Die Inflationsrate des Euro-Raums steigt im August weiter. Nach einem Anstieg um 2,2% im Juli fielen die Verbraucherpreise im August um 3,0% höher als im Vorjahr aus. Die Energiepreise sind sogar so stark wie seit dem Jahr 2008 nicht mehr angestiegen. Auch im Bereich der industriellen Konsumgüter zeigte sich im August ein deutlicherer Preisschub. Dieser ist aber teilweise auf einen Sondereffekt durch eine Verschiebung des Sommerschlussverkaufs in einigen Ländern zurückzuführen. Auch Nahrungsmittel und Dienstleistungen verteuerten sich stärker als zuletzt.

Auf Länderebene stieg die gemäß europäischen Maßgaben berechnete Inflationsrate (HVPI) in Deutschland von 3,1 auf 3,4% und in Spanien von 2,9 auf 3,3%. Wesentlich stärker war der Anstieg in Frankreich von 1,5 auf 2,4% und in Italien von 1,0 auf 2,6%.

In den kommenden Monaten wird sich der steigende Inflationstrend weiter fortsetzen. Der Ölpreis notiert derzeit rund 60% über dem Vorjahresniveau und sorgt weiterhin für steigende Energiepreise. Die deutliche Knappheit und die Verteuerung bei wichtigen Rohstoffen und Vorprodukten werden sich ebenfalls in den Verbraucherpreisen niederschlagen. Auch bei den Dienstleistern rechnen wir mit weiteren Preisaufschlägen.
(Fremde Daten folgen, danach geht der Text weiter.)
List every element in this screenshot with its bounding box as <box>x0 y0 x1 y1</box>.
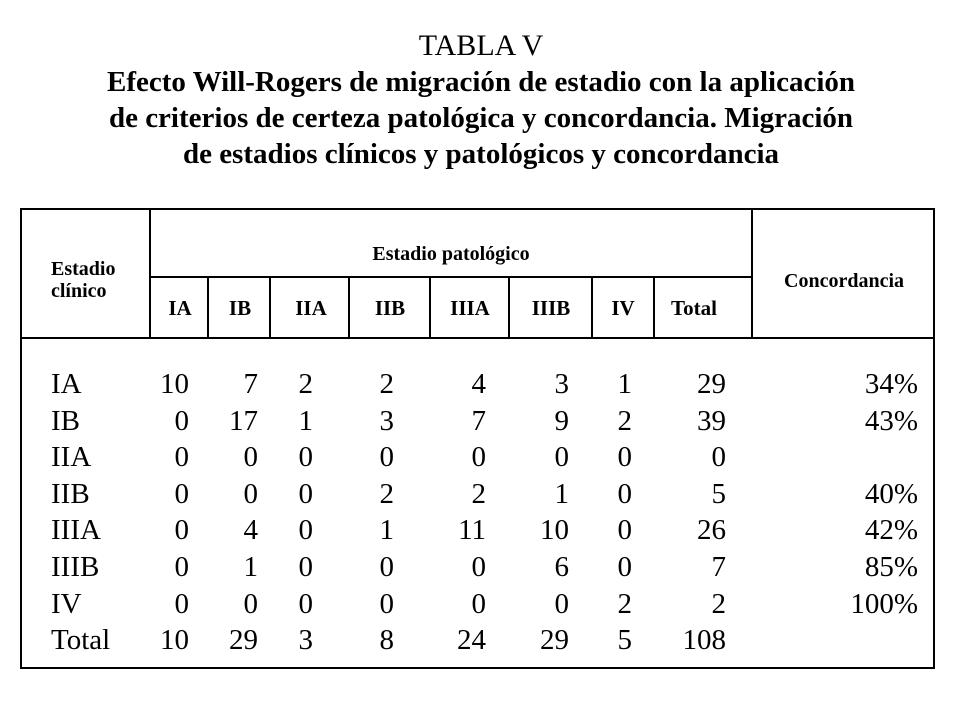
table-title-line: de estadios clínicos y patológicos y concordancia <box>182 138 780 170</box>
row-header <box>51 258 115 302</box>
table-label: TABLA V <box>418 29 544 62</box>
concordance-cell: 34% <box>864 368 918 400</box>
count-cell: 0 <box>174 551 189 583</box>
column-header: IIB <box>374 296 406 320</box>
header-divider <box>22 337 935 339</box>
row-total-cell: 29 <box>697 368 726 400</box>
count-cell: 0 <box>379 587 394 620</box>
column-header: IB <box>228 296 252 320</box>
count-cell: 10 <box>160 368 189 400</box>
column-header: IA <box>168 296 192 320</box>
row-label: IIA <box>51 441 92 474</box>
count-cell: 1 <box>243 551 258 583</box>
count-cell: 6 <box>554 551 569 583</box>
count-cell: 0 <box>174 404 189 437</box>
count-cell: 11 <box>458 514 486 547</box>
count-cell: 17 <box>229 404 258 437</box>
row-label: IIB <box>51 477 90 510</box>
table-row <box>22 549 937 585</box>
count-cell: 8 <box>379 624 394 657</box>
column-header: IIIA <box>450 296 490 320</box>
count-cell: 3 <box>298 624 313 657</box>
concordance-cell: 42% <box>864 514 918 547</box>
count-cell: 0 <box>617 441 632 474</box>
row-total-cell: 26 <box>697 514 726 547</box>
count-cell: 0 <box>379 551 394 583</box>
table-title <box>0 64 962 172</box>
count-cell: 0 <box>471 441 486 474</box>
table-row <box>22 622 937 658</box>
count-cell: 29 <box>540 624 569 657</box>
count-cell: 0 <box>471 551 486 583</box>
data-table <box>20 208 935 669</box>
count-cell: 0 <box>298 441 313 474</box>
count-cell: 10 <box>540 514 569 547</box>
count-cell: 0 <box>298 514 313 547</box>
row-label: IIIA <box>51 514 101 547</box>
concordance-cell: 43% <box>864 404 918 437</box>
table-title-line: de criterios de certeza patológica y concordancia. Migración <box>108 102 854 134</box>
count-cell: 0 <box>554 587 569 620</box>
count-cell: 24 <box>457 624 486 657</box>
table-row <box>22 512 937 548</box>
concordance-header: Concordancia <box>784 270 904 292</box>
group-header-divider <box>149 276 753 278</box>
count-cell: 0 <box>243 587 258 620</box>
count-cell: 0 <box>298 551 313 583</box>
row-total-cell: 2 <box>711 587 726 620</box>
count-cell: 0 <box>298 587 313 620</box>
row-total-cell: 0 <box>711 441 726 474</box>
column-header: IIA <box>295 296 327 320</box>
count-cell: 0 <box>554 441 569 474</box>
concordance-cell: 100% <box>850 587 918 620</box>
row-header-line: clínico <box>51 280 107 302</box>
count-cell: 0 <box>243 477 258 510</box>
row-header-line: Estadio <box>51 258 116 280</box>
row-label: IA <box>51 368 82 400</box>
count-cell: 0 <box>617 477 632 510</box>
table-row <box>22 366 937 402</box>
count-cell: 7 <box>243 368 258 400</box>
count-cell: 2 <box>298 368 313 400</box>
count-cell: 4 <box>471 368 486 400</box>
count-cell: 1 <box>379 514 394 547</box>
column-header: IV <box>611 296 635 320</box>
count-cell: 3 <box>379 404 394 437</box>
row-total-cell: 108 <box>682 624 726 657</box>
row-total-cell: 7 <box>711 551 726 583</box>
row-label: IV <box>51 587 82 620</box>
count-cell: 0 <box>617 551 632 583</box>
count-cell: 2 <box>617 587 632 620</box>
column-header: Total <box>671 296 717 320</box>
count-cell: 29 <box>229 624 258 657</box>
count-cell: 1 <box>617 368 632 400</box>
count-cell: 1 <box>298 404 313 437</box>
concordance-cell: 85% <box>864 551 918 583</box>
count-cell: 1 <box>554 477 569 510</box>
row-label: IB <box>51 404 80 437</box>
group-header: Estadio patológico <box>372 243 530 265</box>
count-cell: 4 <box>243 514 258 547</box>
concordance-cell: 40% <box>864 477 918 510</box>
count-cell: 0 <box>379 441 394 474</box>
column-header: IIIB <box>531 296 571 320</box>
count-cell: 2 <box>617 404 632 437</box>
count-cell: 0 <box>243 441 258 474</box>
count-cell: 0 <box>617 514 632 547</box>
table-row <box>22 586 937 622</box>
table-row <box>22 476 937 512</box>
count-cell: 2 <box>379 477 394 510</box>
count-cell: 9 <box>554 404 569 437</box>
count-cell: 0 <box>174 441 189 474</box>
table-title-line: Efecto Will-Rogers de migración de estadio con la aplicación <box>106 66 856 98</box>
count-cell: 0 <box>174 477 189 510</box>
count-cell: 0 <box>471 587 486 620</box>
count-cell: 2 <box>471 477 486 510</box>
count-cell: 0 <box>174 514 189 547</box>
row-label: Total <box>51 624 111 657</box>
table-row <box>22 439 937 475</box>
count-cell: 3 <box>554 368 569 400</box>
row-label: IIIB <box>51 551 100 583</box>
count-cell: 10 <box>160 624 189 657</box>
table-row <box>22 403 937 439</box>
count-cell: 7 <box>471 404 486 437</box>
count-cell: 5 <box>617 624 632 657</box>
count-cell: 0 <box>298 477 313 510</box>
row-total-cell: 5 <box>711 477 726 510</box>
count-cell: 0 <box>174 587 189 620</box>
row-total-cell: 39 <box>697 404 726 437</box>
count-cell: 2 <box>379 368 394 400</box>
Daher wird die Inflationsrate im Euro-Raum bis zum Jahresende über der 3%-Marke liegen und im Jahresdurchschnitt 2021 bei 2,3% liegen. Dies ist aber nicht von Dauer. Nach dem Auslaufen der Corona-bedingten Sondereffekte, wie der Rücknahme der MwSt.-Senkung in Deutschland aus dem letzten Jahr und die deutliche Erholung des Ölpreises von dem Corona-Schock 2020 wird sich die Verbraucherpreisentwicklung allmählich wieder normalisieren. Dies dürfte mit Beginn des Jahres 2022 der Fall sein. Daher wird die Inflationsrate im Jahresdurchschnitt 2022 wieder auf voraussichtlich 1,4% zurückgehen.